The monthly returns of the maternity units were examined to ascertain the infants for whom BCG vaccination was requested by the perinatal staff. The CHS was queried to ascertain a cohort of infants who were notified to have received BCG vaccination between 1 January 1999 and 31 March 2002.
Data from the WHO’s global surveillance and monitoring project was used to define eligible infants.8 The χ2 test was used for comparison of proportions.
During this three year period, 13 016 infants were born to Shropshire resident parents, of whom 86% were “white”, 5% were of known “other” ethnic groups, and ethnicity was not recorded in 9% of births. Five hundred and twenty eight infants were eligible for BCG vaccination in view of their ethnic origin. Infants from the Indian subcontinent (ISC) were the most common group (54%), followed by black African (13%), black Caribbean (9%), other black (2%), Chinese (5%), and other or mixed ethnicity (17%) infants.
Of these eligible infants, 51% were known to have received BCG vaccination. There were no significant differences in the annual rates of BCG vaccination during these three years. There were substantial differences in the rates of BCG vaccination between infants from different ethnic groups (table 1). Infants originating from the ISC were significantly more likely to have received BCG vaccination than those from non-ISC groups (ISC 70% versus non-ISC 29%; χ2 = 88.5, p < 0.0001).

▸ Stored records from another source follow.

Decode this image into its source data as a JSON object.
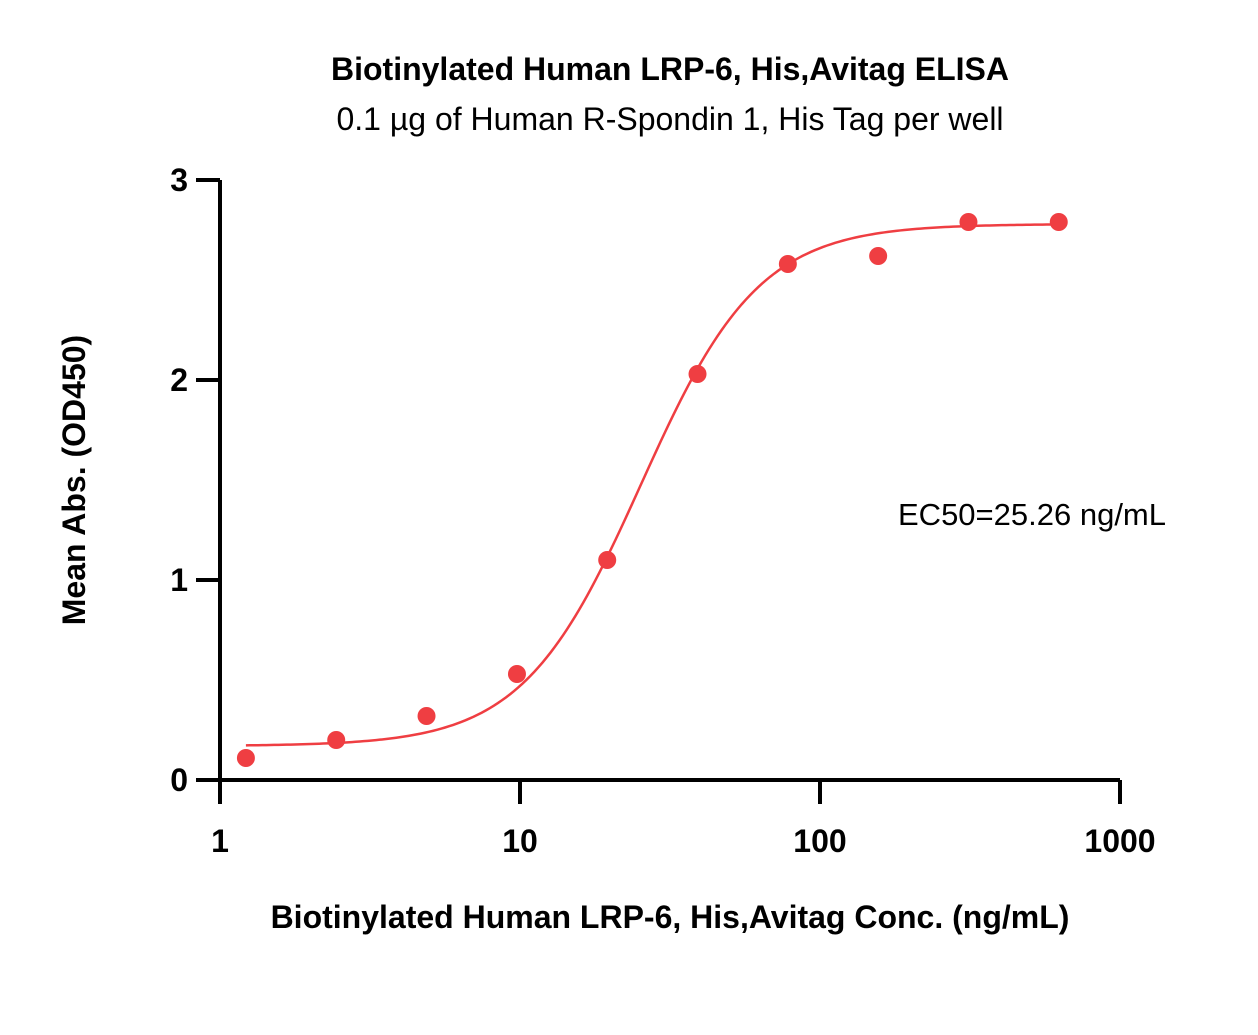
{
  "chart_data": {
    "type": "scatter",
    "title": "Biotinylated Human LRP-6, His,Avitag ELISA",
    "subtitle": "0.1 µg of Human R-Spondin 1, His Tag per well",
    "xlabel": "Biotinylated Human LRP-6, His,Avitag Conc. (ng/mL)",
    "ylabel": "Mean Abs. (OD450)",
    "x_scale": "log",
    "xlim": [
      1,
      1000
    ],
    "ylim": [
      0,
      3
    ],
    "x_ticks": [
      "1",
      "10",
      "100",
      "1000"
    ],
    "y_ticks": [
      "0",
      "1",
      "2",
      "3"
    ],
    "grid": false,
    "color": "#ef3e42",
    "series": [
      {
        "x": [
          1.22,
          2.44,
          4.88,
          9.77,
          19.53,
          39.06,
          78.13,
          156.25,
          312.5,
          625
        ],
        "y": [
          0.11,
          0.2,
          0.32,
          0.53,
          1.1,
          2.03,
          2.58,
          2.62,
          2.79,
          2.79
        ]
      }
    ],
    "fit": {
      "model": "4PL",
      "bottom": 0.17,
      "top": 2.78,
      "ec50": 25.26,
      "hill": 2.2
    },
    "annotation": "EC50=25.26 ng/mL"
  }
}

For 42% of eligible infants there was a record of BCG immunisation being requested from the maternity units in Shropshire. ISC infants were more likely to have been referred for BCG vaccination by perinatal staff than those from non-ISC groups (ISC 61% v non-ISC 20%; χ2 = 97.2, p < 0.0001).

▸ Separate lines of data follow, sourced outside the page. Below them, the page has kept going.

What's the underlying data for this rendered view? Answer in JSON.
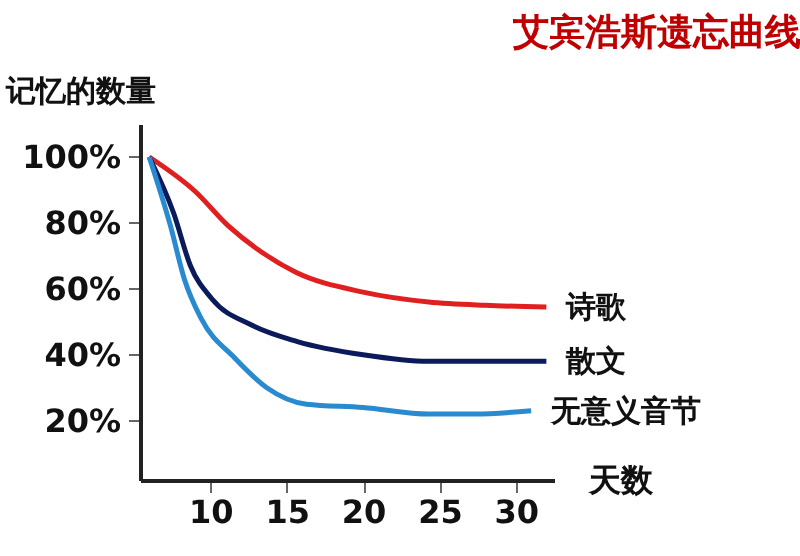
{
  "chart_data": {
    "type": "line",
    "title": "艾宾浩斯遗忘曲线",
    "xlabel": "天数",
    "ylabel": "记忆的数量",
    "xlim": [
      5.4,
      32.5
    ],
    "xticks": [
      10,
      15,
      20,
      25,
      30
    ],
    "ylim": [
      2,
      110
    ],
    "yticks": [
      {
        "value": 20,
        "label": "20%"
      },
      {
        "value": 40,
        "label": "40%"
      },
      {
        "value": 60,
        "label": "60%"
      },
      {
        "value": 80,
        "label": "80%"
      },
      {
        "value": 100,
        "label": "100%"
      }
    ],
    "grid": false,
    "legend": false,
    "marker": "none",
    "line_style": "solid",
    "series": [
      {
        "name": "诗歌",
        "color": "#e02020",
        "x": [
          6,
          9,
          11.2,
          13.4,
          15.6,
          20,
          24.3,
          28,
          32
        ],
        "values": [
          100,
          89.6,
          79,
          71,
          65,
          59,
          56,
          55,
          54.5
        ]
      },
      {
        "name": "散文",
        "color": "#0a1a5a",
        "x": [
          6,
          7.6,
          8.7,
          10.1,
          12.7,
          15.7,
          20,
          24.3,
          32
        ],
        "values": [
          100,
          83,
          67,
          57,
          49,
          44,
          40,
          38,
          38
        ]
      },
      {
        "name": "无意义音节",
        "color": "#2a8ad0",
        "x": [
          6,
          7.4,
          8.3,
          9.4,
          11.6,
          13.7,
          16.3,
          20,
          24.3,
          27.3,
          31
        ],
        "values": [
          100,
          79,
          63,
          51,
          39,
          30,
          25,
          24,
          22,
          22,
          23
        ]
      }
    ]
  }
}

This audit highlights continuing problems with selective neonatal BCG immunisation programme, with nearly half of the eligible infants not receiving the vaccination. It also shows that non-ISC infants are more likely to be missed by the current programme than the ISC infants. This was at least in part due to the failure of the perinatal staff to recognise the need for such vaccination among infants of black African and Caribbean origin, a group with a sharp increase in the incidence of TB in recent years.1 The list of countries with a high prevalence of TB remains long and complex, causing difficulties in recognition of at-risk infants. Recent objective estimates show that the prevalence of TB is in excess of 40/100 000 in all countries of Africa, the Russian federation, Eastern Europe, and Asia except Japan and South Korea,8 and it may be simpler to denote countries of origin for which BCG vaccination is not required. It is known that second and third generation ethnic immigrants may not understand the vulnerability of their infants to tuberculosis and this may result in withholding consent for BCG vaccination. Similarly, infants born of a mixed marriage may not be recognised as being eligible for selective neonatal BCG vaccination.

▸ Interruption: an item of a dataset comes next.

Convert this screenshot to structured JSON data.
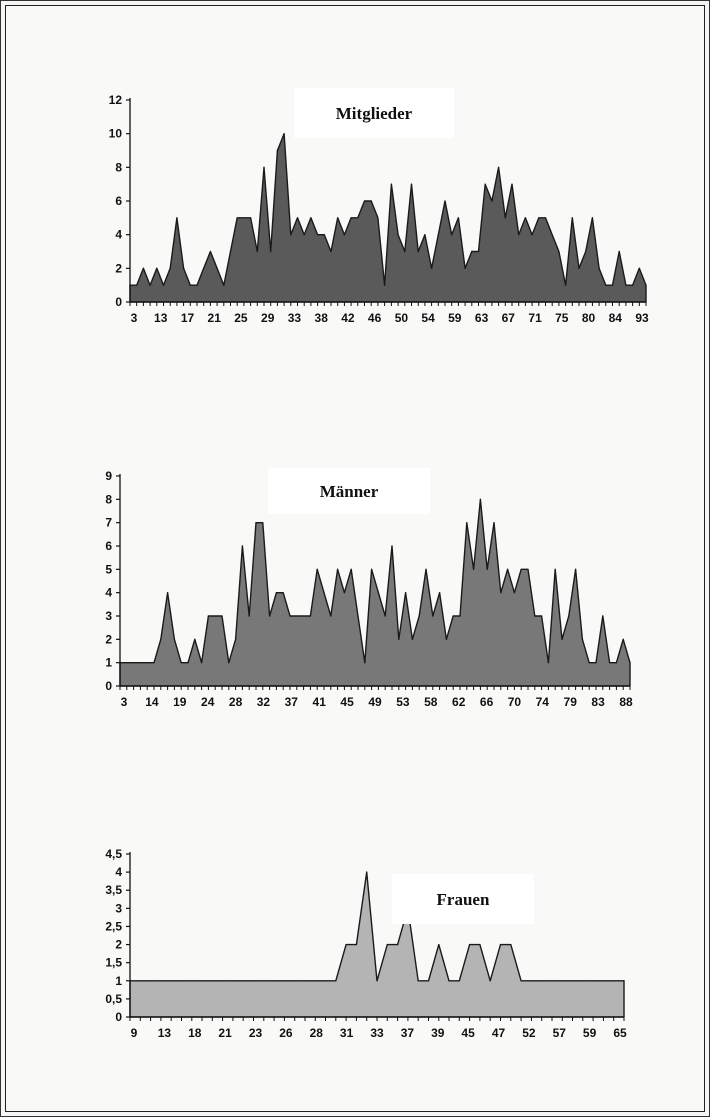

This audit could not determine reasons for non-vaccination of the infants identified and referred for BCG vaccination. This is likely to be due to a number of factors such as parental refusal, inability to attend the clinic, return to the country of origin for holidays, and lack of follow up of non-attendees.
In order to improve detection of eligible infants, we now plan to amend the pregnancy record to obtain more detailed information both about the ethnic origin as well as the country of origin, include a question about the eligibility for BCG vaccination at the time of booking, include an information leaflet about BCG vaccination in the pregnancy notes, as well as institute a system of notification to the general practitioners and health visitors of eligible infants who fail to attend for BCG vaccination.
I gratefully acknowledge the help of Mrs Sue Breslin and her midwifery staff as well as Vicky Northern, Paediatric Audit Co-ordinator.